In the Greek myths Aphrodité appears occasionally as the wife of Hephaestus. Her love adventures with Ares are notorious. From these sprang Eros and Anteros, Harmonia, the wife of Cadmus, and Deinos and Phobos (Fear and Alarm), attendants on their father. By Anchises she was the mother of Aeneas. The chief seats of her worship were Paphos, Amathus, and Idalion (all in Cyprus), Cnidus in Dorian Asia Minor, Corinth, the island of Cythera, and Eryx in Sicily. As mother of Harmonia, she was a guardian deity of Thebes. Among plants, the myrtle, the rose, and the apple were specially sacred to her as goddess of love; among animals, the ram, he-goat, hare, dove, sparrow, and other creatures of amorous nature (the ram and dove being widely current symbols of great antiquity); as sea-goddess, the swan, mussel, and dolphin; as Urania, the tortoise.

The various myths connected with the name of Aphrodité have inspired many exquisite poems in modern literature.
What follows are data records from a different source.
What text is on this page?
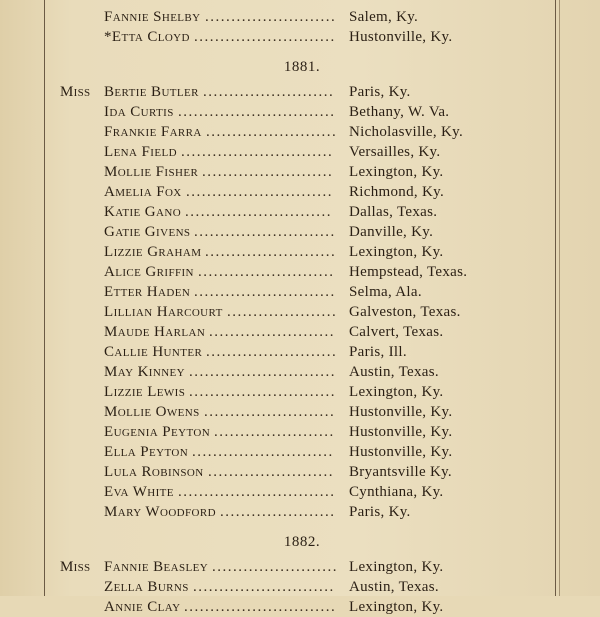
Fannie Shelby ......................... Salem, Ky.
*Etta Cloyd ........................... Hustonville, Ky.
1881.
Miss Bertie Butler ......................... Paris, Ky.
Ida Curtis .............................. Bethany, W. Va.
Frankie Farra ......................... Nicholasville, Ky.
Lena Field .............................	Versailles, Ky.
Mollie Fisher .........................	Lexington, Ky.
Amelia Fox ............................	Richmond, Ky.
Katie Gano ............................	Dallas, Texas.
Gatie Givens ........................... Danville, Ky.
Lizzie Graham ......................... Lexington, Ky.
Alice Griffin .......................... Hempstead, Texas.
Etter Haden ........................... Selma, Ala.
Lillian Harcourt ..................... Galveston, Texas.
Maude Harlan ........................ Calvert, Texas.
Callie Hunter ......................... Paris, Ill.
May Kinney ............................ Austin, Texas.
Lizzie Lewis ............................ Lexington, Ky.
Mollie Owens ......................... Hustonville, Ky.
Eugenia Peyton ....................... Hustonville, Ky.
Ella Peyton ...........................	Hustonville, Ky.
Lula Robinson ........................	Bryantsville Ky.
Eva White .............................. Cynthiana, Ky.
Mary Woodford ...................... Paris, Ky.
1882.
Miss Fannie Beasley ........................ Lexington, Ky.
Zella Burns ........................... Austin, Texas.
Annie Clay ............................. Lexington, Ky.
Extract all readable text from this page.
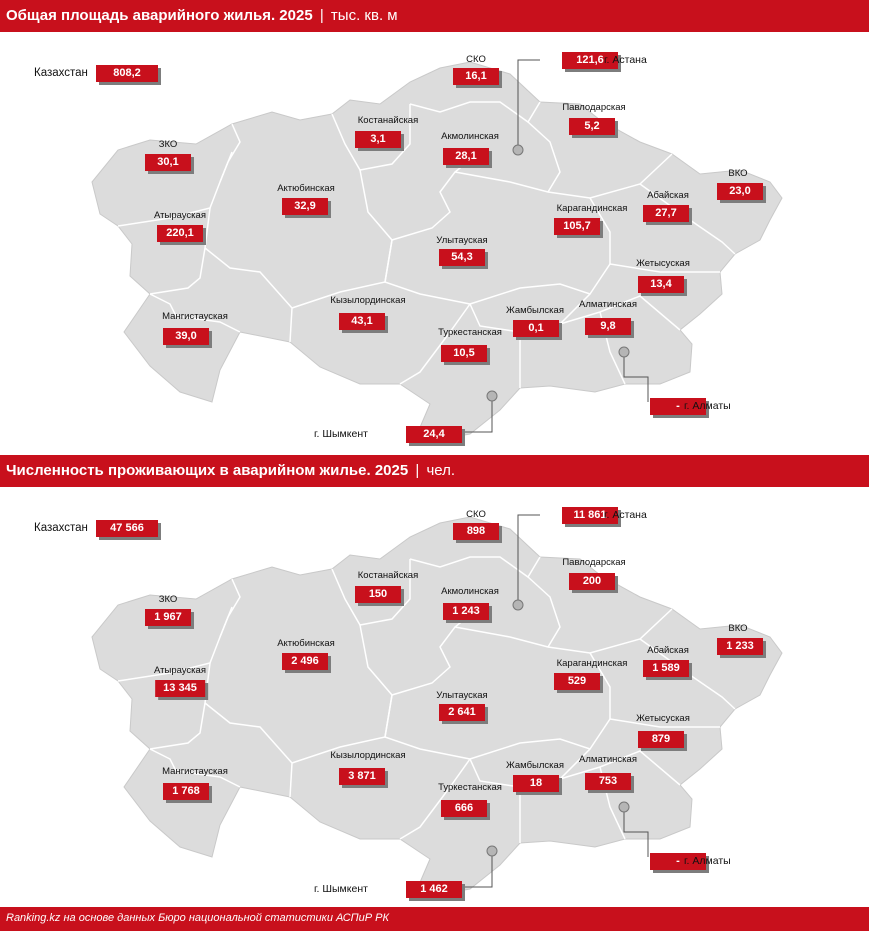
Общая площадь аварийного жилья. 2025 | тыс. кв. м
Казахстан	808,2
СКО
16,1
Костанайская
3,1	Акмолинская
28,1
Павлодарская
5,2
ЗКО
30,1
Актюбинская
32,9
Абайская
27,7
ВКО
23,0
Атырауская
220,1
Карагандинская
105,7
Улытауская
54,3
Жетысуская
13,4
Мангистауская
39,0
Кызылординская
43,1
Жамбылская
0,1
Алматинская
9,8
Туркестанская
10,5
121,6 г. Астана
- г. Алматы
24,4
г. Шымкент
Численность проживающих в аварийном жилье. 2025 | чел.
Казахстан	47 566
СКО
898
Костанайская
150	Акмолинская
1 243
Павлодарская
200
ЗКО
1 967
Актюбинская
2 496
Абайская
1 589
ВКО
1 233
Атырауская
13 345
Карагандинская
529
Улытауская
2 641
Жетысуская
879
Мангистауская
1 768
Кызылординская
3 871
Жамбылская
18
Алматинская
753
Туркестанская
666
11 861
г. Астана
- г. Алматы
1 462
г. Шымкент
Ranking.kz на основе данных Бюро национальной статистики АСПиР РК
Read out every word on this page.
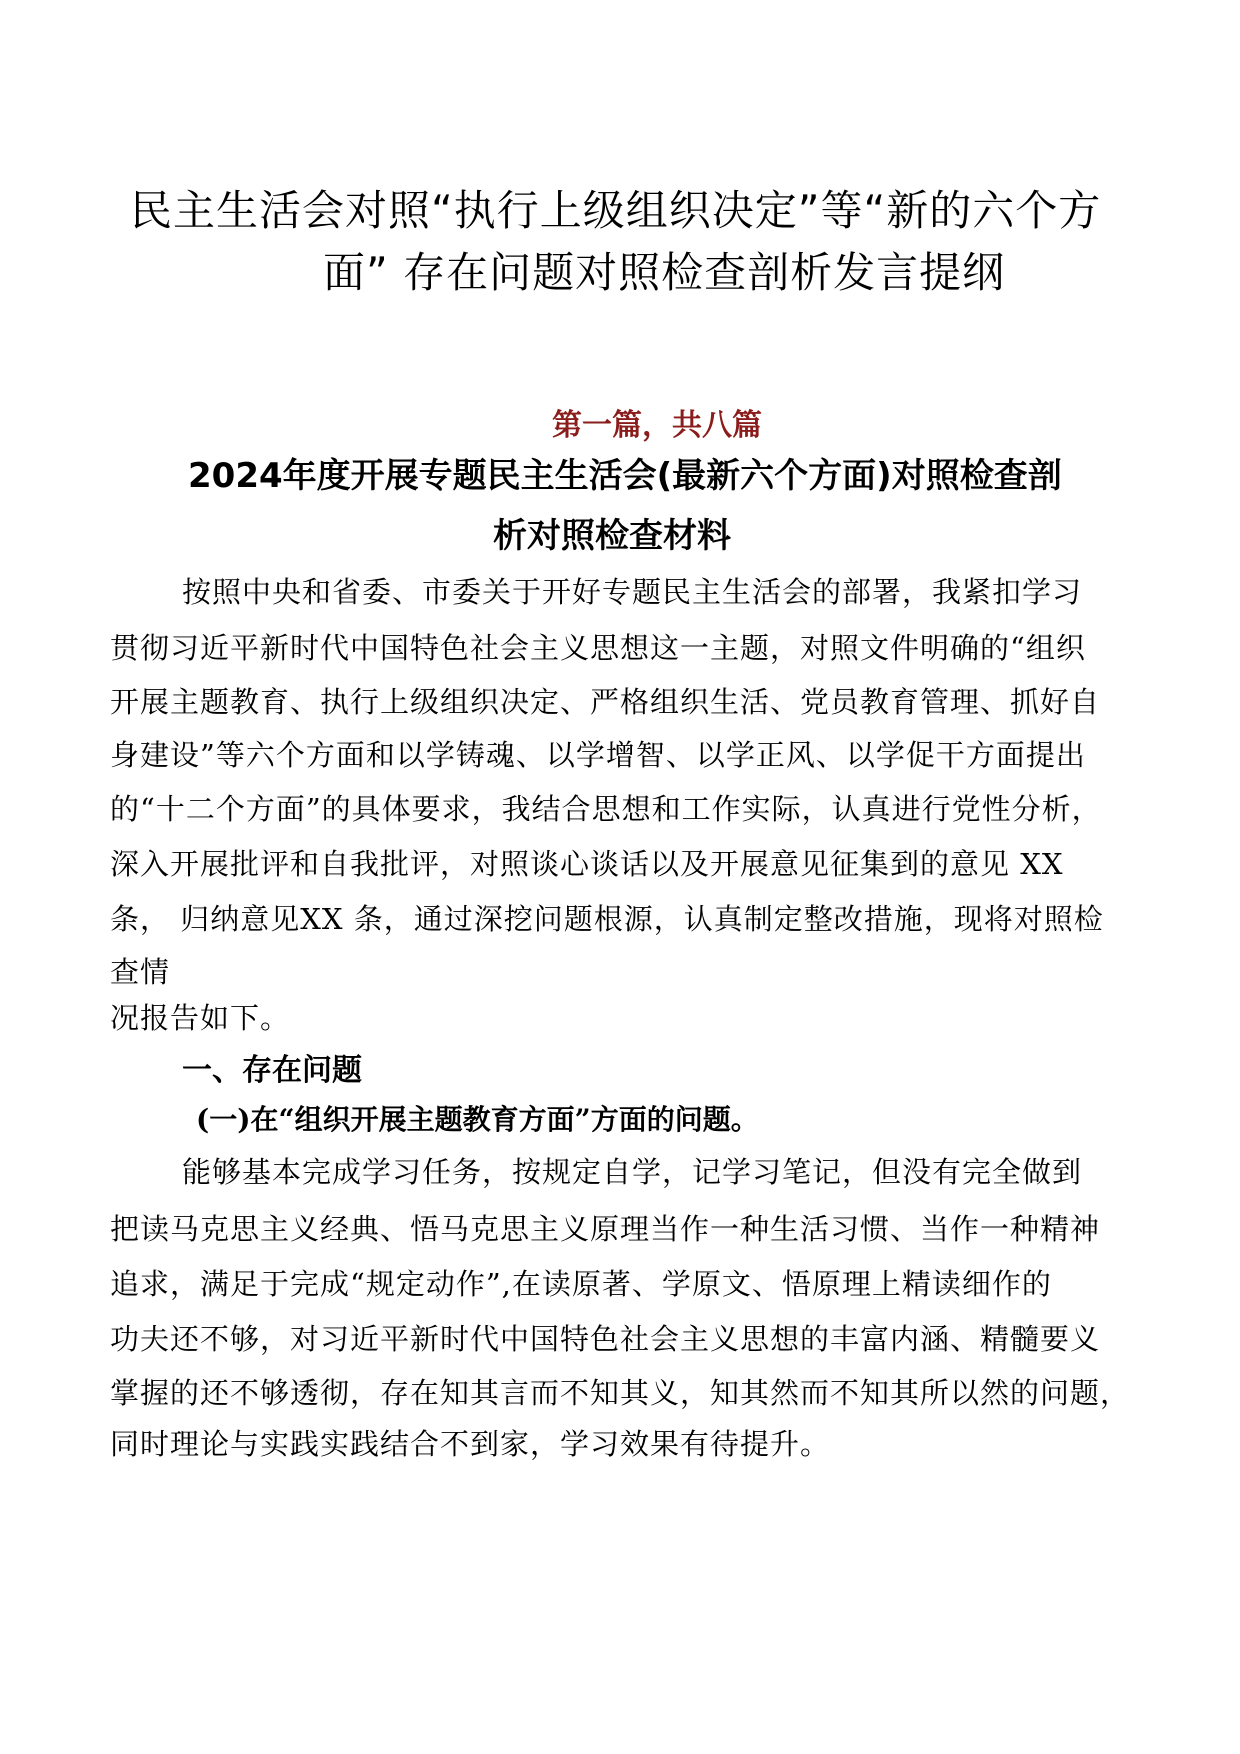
民主生活会对照“执行上级组织决定”等“新的六个方
面” 存在问题对照检查剖析发言提纲
第一篇，共八篇
2024年度开展专题民主生活会(最新六个方面)对照检查剖
析对照检查材料
按照中央和省委、市委关于开好专题民主生活会的部署，我紧扣学习
贯彻习近平新时代中国特色社会主义思想这一主题，对照文件明确的“组织
开展主题教育、执行上级组织决定、严格组织生活、党员教育管理、抓好自
身建设”等六个方面和以学铸魂、以学增智、以学正风、以学促干方面提出
的“十二个方面”的具体要求，我结合思想和工作实际，认真进行党性分析，
深入开展批评和自我批评，对照谈心谈话以及开展意见征集到的意见 XX
条， 归纳意见XX 条，通过深挖问题根源，认真制定整改措施，现将对照检
查情
况报告如下。
一、存在问题
(一)在“组织开展主题教育方面”方面的问题。
能够基本完成学习任务，按规定自学，记学习笔记，但没有完全做到
把读马克思主义经典、悟马克思主义原理当作一种生活习惯、当作一种精神
追求，满足于完成“规定动作”,在读原著、学原文、悟原理上精读细作的
功夫还不够，对习近平新时代中国特色社会主义思想的丰富内涵、精髓要义
掌握的还不够透彻，存在知其言而不知其义，知其然而不知其所以然的问题，
同时理论与实践实践结合不到家，学习效果有待提升。
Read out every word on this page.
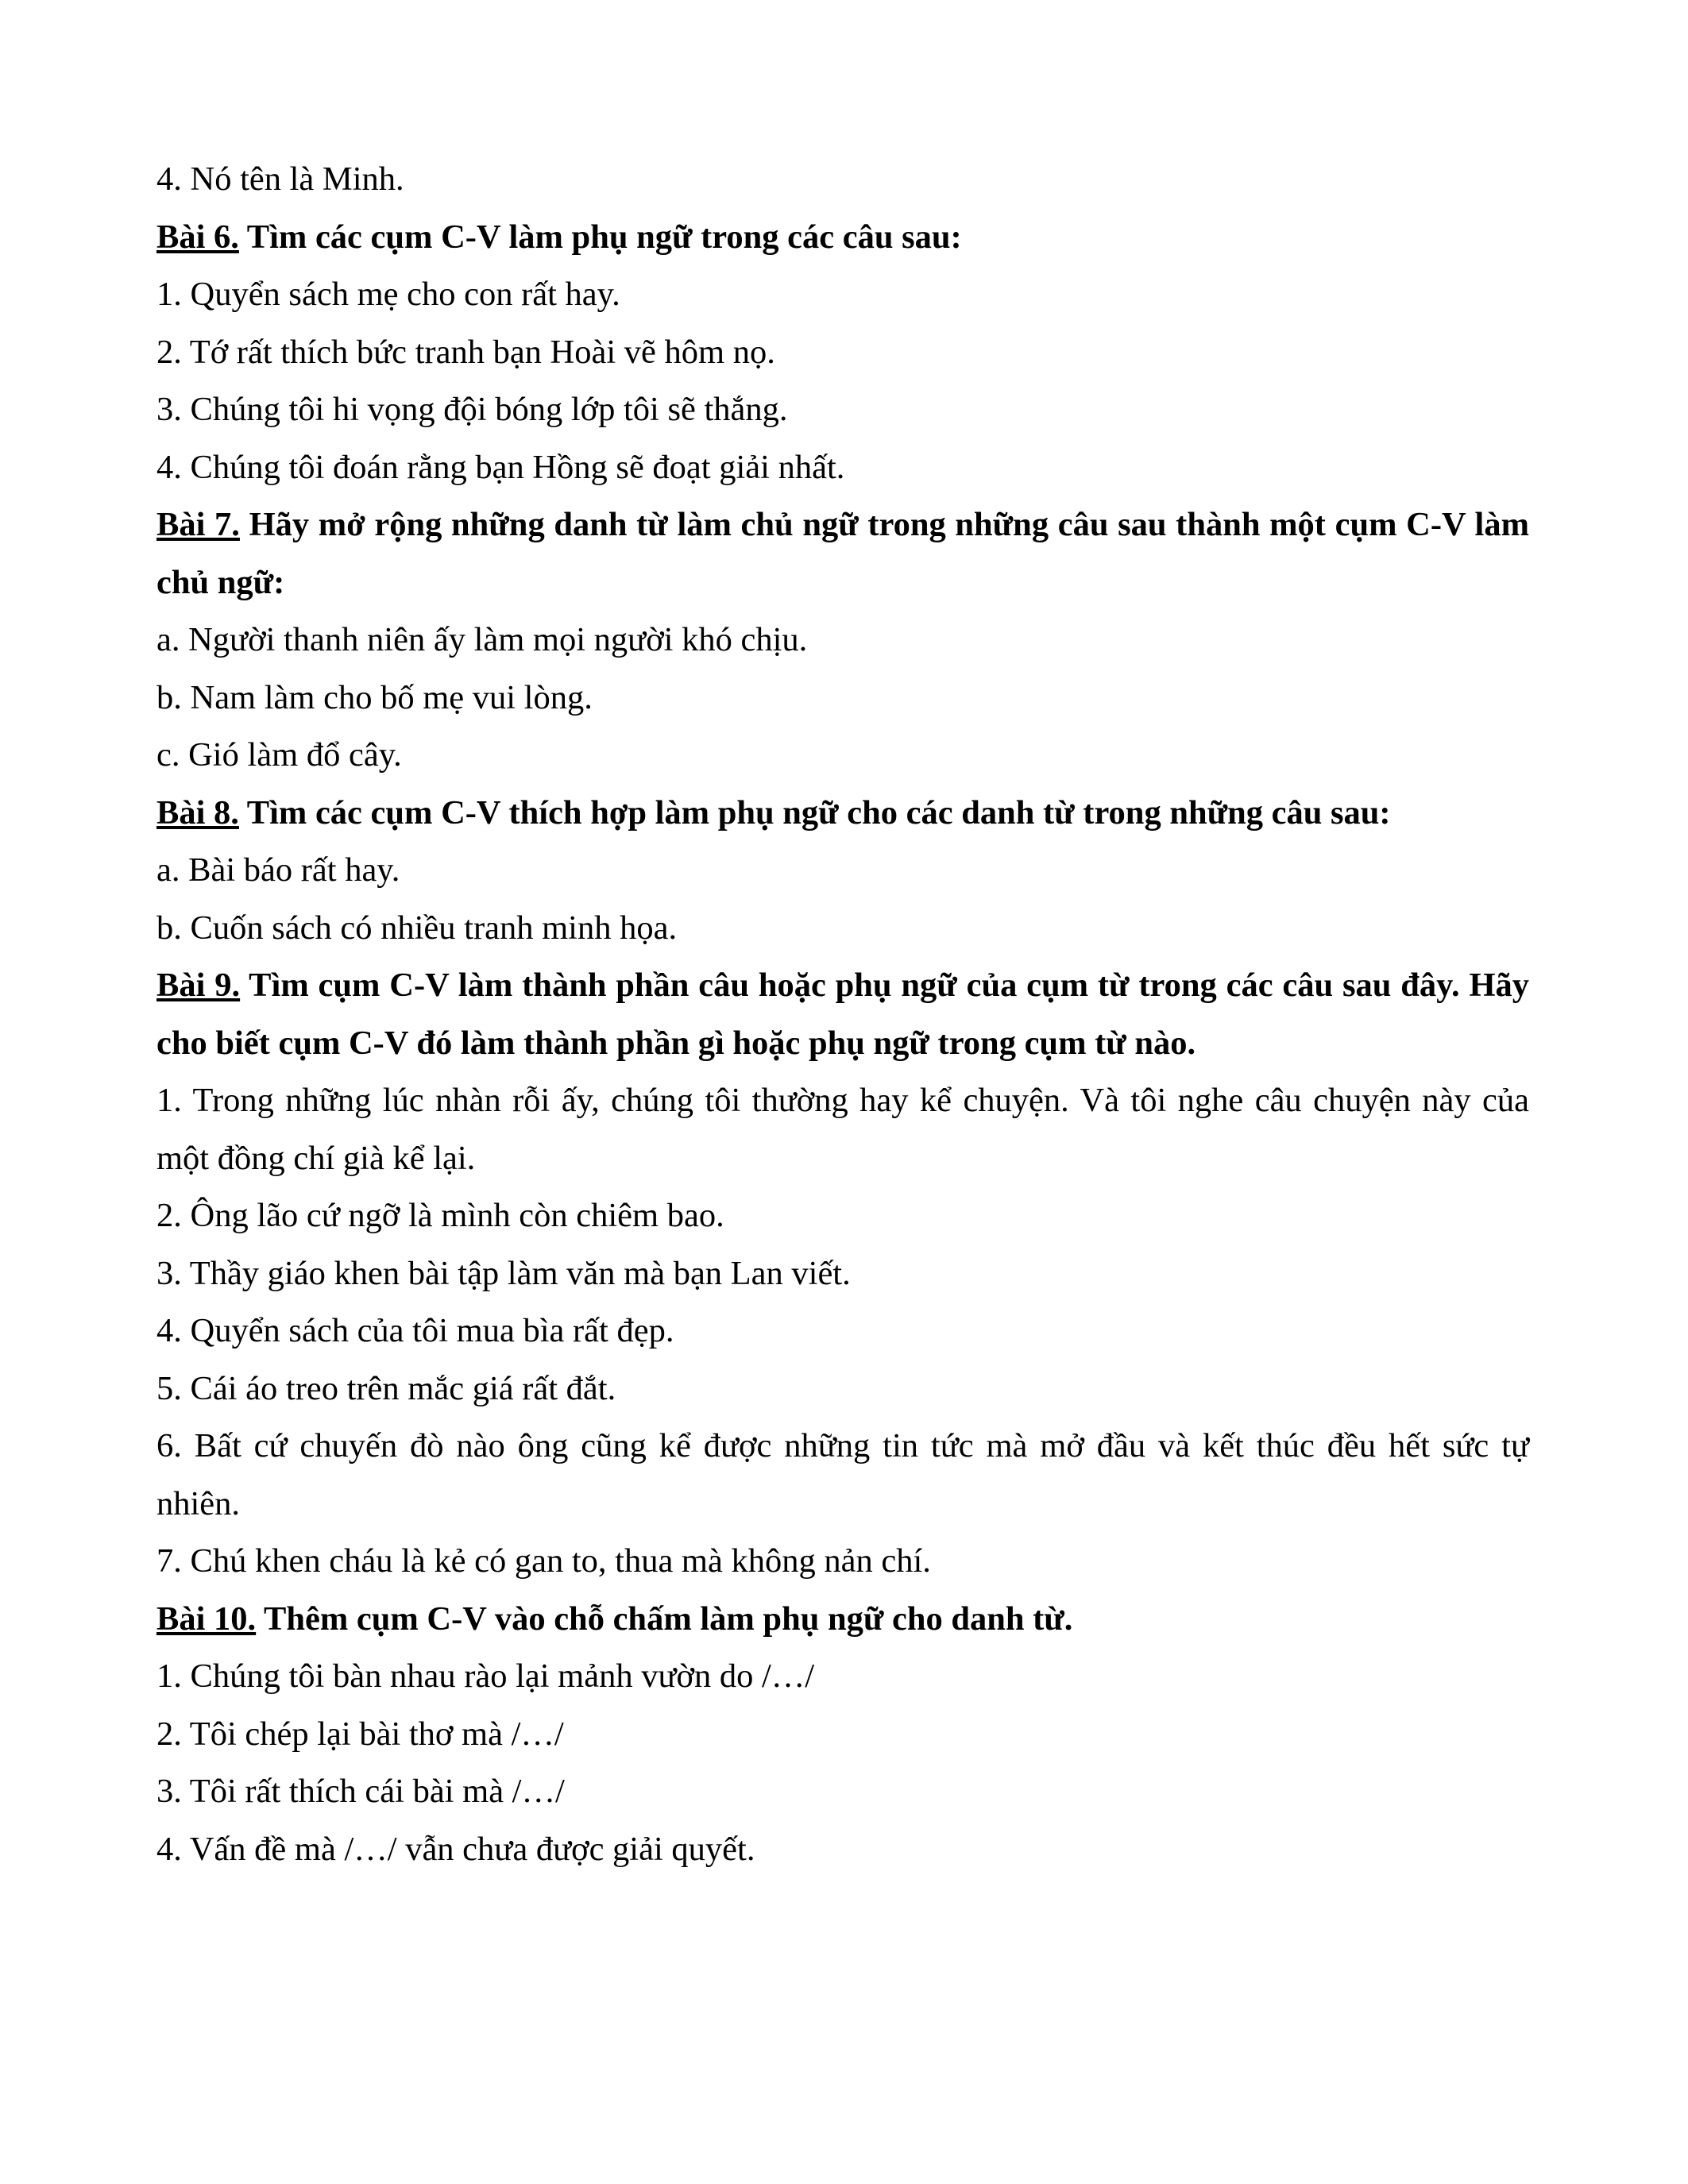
4. Nó tên là Minh.

Bài 6. Tìm các cụm C-V làm phụ ngữ trong các câu sau:

1. Quyển sách mẹ cho con rất hay.

2. Tớ rất thích bức tranh bạn Hoài vẽ hôm nọ.

3. Chúng tôi hi vọng đội bóng lớp tôi sẽ thắng.

4. Chúng tôi đoán rằng bạn Hồng sẽ đoạt giải nhất.

Bài 7. Hãy mở rộng những danh từ làm chủ ngữ trong những câu sau thành một cụm C-V làm chủ ngữ:

a. Người thanh niên ấy làm mọi người khó chịu.

b. Nam làm cho bố mẹ vui lòng.

c. Gió làm đổ cây.

Bài 8. Tìm các cụm C-V thích hợp làm phụ ngữ cho các danh từ trong những câu sau:

a. Bài báo rất hay.

b. Cuốn sách có nhiều tranh minh họa.

Bài 9. Tìm cụm C-V làm thành phần câu hoặc phụ ngữ của cụm từ trong các câu sau đây. Hãy cho biết cụm C-V đó làm thành phần gì hoặc phụ ngữ trong cụm từ nào.

1. Trong những lúc nhàn rỗi ấy, chúng tôi thường hay kể chuyện. Và tôi nghe câu chuyện này của một đồng chí già kể lại.

2. Ông lão cứ ngỡ là mình còn chiêm bao.

3. Thầy giáo khen bài tập làm văn mà bạn Lan viết.

4. Quyển sách của tôi mua bìa rất đẹp.

5. Cái áo treo trên mắc giá rất đắt.

6. Bất cứ chuyến đò nào ông cũng kể được những tin tức mà mở đầu và kết thúc đều hết sức tự nhiên.

7. Chú khen cháu là kẻ có gan to, thua mà không nản chí.

Bài 10. Thêm cụm C-V vào chỗ chấm làm phụ ngữ cho danh từ.

1. Chúng tôi bàn nhau rào lại mảnh vườn do /…/

2. Tôi chép lại bài thơ mà /…/

3. Tôi rất thích cái bài mà /…/

4. Vấn đề mà /…/ vẫn chưa được giải quyết.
In recent English verse reference may be made to the magnificent Chorus to Aphrodité in Swinburne's Atalanta in Calydon; Hake's Birth of Venus; Morris's Aphrodité in his Epic of Hades; and Rossetti's Ve-

Aphrodité of Melos. (Louvre.)

nus Verticordia and Venus Victrix.

In ancient art, in which Aphrodité is one of the favourite subjects, she is represented in a higher or lower aspect, according as the artist's aim was to exhibit Urania or the popular goddess of love. In the earlier works of art she usually appears clothed, but in later ones more or less undraped—either as rising from the sea or leaving the bath, or (as in still later times) merely as an ideal of female beauty. In the course of time the divine element disappeared, and the presentation became more and more ordinary. While the older sculptures show the sturdier forms, the taste of later times leans more and more to softer, weaker outlines. Most renowned in ancient times were the statue at Cnidus by Praxiteles (a copy of which is now at Munich), and the painting of Aphrodité Anadyomené by Apelles. Of original statues preserved to us, the most famous are the Aphrodité of Melos (see illustration), now at Paris, and that of Capua at Naples, both of which bring out the loftier aspect of the goddess; and the Medicean Venus at Florence, the work of a late Attic sculptor, Cleomenes, in the delicate forms of face and body that pleased a younger age. On the identification of Aphrodité with the Roman goddess of love, see Venus.